The Canon 5D MkII comparison shot was at exactly the same exposure settings and ISO. The lens used was the Canon 100mm f2.8 EF Macro; the self-timer was used. Focus point was identical according to the camera AF and visual confirmation. When using the Canon and macro lens, I was not able in any photographs to obtain exactly the same level of sharpness as the old Minolta lens produced on the Sony. Much the same applies to tests made on the Nikon DX3 with 105mm VR Nikkor (this shot was not repeated as the Nikon was not delivered yet).

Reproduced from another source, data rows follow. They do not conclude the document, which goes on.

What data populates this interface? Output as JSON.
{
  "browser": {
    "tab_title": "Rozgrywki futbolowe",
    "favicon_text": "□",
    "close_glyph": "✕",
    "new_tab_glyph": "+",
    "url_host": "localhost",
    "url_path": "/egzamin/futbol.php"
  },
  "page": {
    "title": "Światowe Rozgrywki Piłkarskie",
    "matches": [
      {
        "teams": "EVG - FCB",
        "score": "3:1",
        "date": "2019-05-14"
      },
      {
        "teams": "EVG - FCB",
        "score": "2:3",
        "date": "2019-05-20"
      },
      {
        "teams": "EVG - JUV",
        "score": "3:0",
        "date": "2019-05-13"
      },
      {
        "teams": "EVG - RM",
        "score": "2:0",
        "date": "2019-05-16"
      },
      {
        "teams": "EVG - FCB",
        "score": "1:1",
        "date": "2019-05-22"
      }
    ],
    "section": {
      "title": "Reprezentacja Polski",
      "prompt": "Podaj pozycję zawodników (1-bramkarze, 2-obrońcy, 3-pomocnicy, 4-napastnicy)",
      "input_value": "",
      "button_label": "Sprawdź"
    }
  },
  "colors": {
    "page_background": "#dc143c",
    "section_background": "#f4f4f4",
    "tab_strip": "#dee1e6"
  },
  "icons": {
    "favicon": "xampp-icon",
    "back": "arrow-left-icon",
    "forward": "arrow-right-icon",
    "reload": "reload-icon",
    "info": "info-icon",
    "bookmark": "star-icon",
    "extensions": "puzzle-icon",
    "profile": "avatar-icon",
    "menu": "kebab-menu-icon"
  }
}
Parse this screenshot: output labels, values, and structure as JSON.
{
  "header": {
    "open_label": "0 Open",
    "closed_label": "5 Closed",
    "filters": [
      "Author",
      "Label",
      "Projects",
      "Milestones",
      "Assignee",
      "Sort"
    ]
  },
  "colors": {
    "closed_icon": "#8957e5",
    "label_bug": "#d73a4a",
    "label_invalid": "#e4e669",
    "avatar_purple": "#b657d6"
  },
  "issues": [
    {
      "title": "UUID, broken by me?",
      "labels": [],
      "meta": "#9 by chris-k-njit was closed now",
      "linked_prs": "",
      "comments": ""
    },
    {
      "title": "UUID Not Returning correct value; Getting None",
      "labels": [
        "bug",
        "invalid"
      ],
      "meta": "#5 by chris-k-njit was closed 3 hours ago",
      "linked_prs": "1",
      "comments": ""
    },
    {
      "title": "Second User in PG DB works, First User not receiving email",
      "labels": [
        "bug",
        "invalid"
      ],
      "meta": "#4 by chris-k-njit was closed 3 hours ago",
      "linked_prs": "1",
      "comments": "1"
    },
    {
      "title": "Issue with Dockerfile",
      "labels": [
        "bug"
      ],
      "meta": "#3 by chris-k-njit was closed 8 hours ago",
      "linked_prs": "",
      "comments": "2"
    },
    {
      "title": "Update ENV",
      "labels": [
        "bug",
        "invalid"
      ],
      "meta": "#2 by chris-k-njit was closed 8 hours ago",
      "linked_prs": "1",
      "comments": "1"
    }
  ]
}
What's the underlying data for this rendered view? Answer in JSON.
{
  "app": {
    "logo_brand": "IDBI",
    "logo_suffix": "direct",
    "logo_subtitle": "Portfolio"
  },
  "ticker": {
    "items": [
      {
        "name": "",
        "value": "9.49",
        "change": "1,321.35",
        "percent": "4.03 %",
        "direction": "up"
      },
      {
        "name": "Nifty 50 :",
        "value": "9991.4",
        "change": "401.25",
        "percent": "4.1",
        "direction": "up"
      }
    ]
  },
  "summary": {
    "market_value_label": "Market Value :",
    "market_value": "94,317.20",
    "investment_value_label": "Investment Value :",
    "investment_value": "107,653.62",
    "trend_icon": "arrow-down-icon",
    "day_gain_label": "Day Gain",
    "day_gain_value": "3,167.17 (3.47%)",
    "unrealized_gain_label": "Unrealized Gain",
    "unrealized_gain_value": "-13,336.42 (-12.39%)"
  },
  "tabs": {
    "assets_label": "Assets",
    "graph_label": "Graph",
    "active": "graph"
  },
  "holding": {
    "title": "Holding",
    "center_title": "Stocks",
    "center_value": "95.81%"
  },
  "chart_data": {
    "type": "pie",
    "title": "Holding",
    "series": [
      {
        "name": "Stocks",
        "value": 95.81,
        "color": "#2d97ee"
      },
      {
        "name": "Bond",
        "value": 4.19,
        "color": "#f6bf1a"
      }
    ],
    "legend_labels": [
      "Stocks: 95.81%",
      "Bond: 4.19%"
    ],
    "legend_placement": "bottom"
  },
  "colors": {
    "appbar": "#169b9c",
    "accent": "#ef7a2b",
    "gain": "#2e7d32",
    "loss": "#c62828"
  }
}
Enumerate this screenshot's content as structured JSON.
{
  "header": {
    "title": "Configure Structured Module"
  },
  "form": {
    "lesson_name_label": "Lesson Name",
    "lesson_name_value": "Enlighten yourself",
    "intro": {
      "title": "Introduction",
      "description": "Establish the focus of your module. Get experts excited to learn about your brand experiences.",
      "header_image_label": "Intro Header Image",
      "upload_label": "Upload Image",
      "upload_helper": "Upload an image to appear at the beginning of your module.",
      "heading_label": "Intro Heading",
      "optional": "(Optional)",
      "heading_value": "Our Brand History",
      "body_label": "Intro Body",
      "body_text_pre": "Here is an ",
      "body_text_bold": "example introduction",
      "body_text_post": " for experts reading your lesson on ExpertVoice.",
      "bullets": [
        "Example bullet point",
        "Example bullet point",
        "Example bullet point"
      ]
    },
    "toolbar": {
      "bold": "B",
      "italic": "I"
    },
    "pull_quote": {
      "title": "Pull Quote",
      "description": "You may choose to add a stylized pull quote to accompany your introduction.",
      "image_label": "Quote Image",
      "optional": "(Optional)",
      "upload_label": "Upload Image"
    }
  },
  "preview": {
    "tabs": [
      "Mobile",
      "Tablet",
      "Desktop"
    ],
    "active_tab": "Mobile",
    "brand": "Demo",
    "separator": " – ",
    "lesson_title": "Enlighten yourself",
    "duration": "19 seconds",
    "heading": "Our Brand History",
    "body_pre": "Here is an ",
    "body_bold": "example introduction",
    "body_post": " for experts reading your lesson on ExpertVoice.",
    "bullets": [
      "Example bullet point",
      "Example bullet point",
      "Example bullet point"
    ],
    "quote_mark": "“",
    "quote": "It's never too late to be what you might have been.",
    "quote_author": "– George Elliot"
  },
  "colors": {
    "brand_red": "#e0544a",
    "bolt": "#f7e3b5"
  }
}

The Canon ACR defaults with no exposure adjustment required a -0.4 stop adjustment from the Sony to match highlight and shadow clipping limits. Some manipulation of brightness, contrast, black point was needed to get a fair match between Canon and Sony. However, later testing using a linear conversion and identical parameters showed that the Canon ISO 100 in terms of true sensitivity is higher than the Sony - the camera simply handles midtone gain very differently. If the Sony raw file is converted using similar parameters to the Canon, it would have a relative speed of ISO 64, but differences in blackpoint and highlight headroom negate any strict comparison.
As can be seen, both cameras can be made to produce a very similar result. At ISO 100, supposedly an over-exposed setting (saturated) on the Sony, both cameras have a similar highlight headroom and Sony just a little more detail in the denser shadows.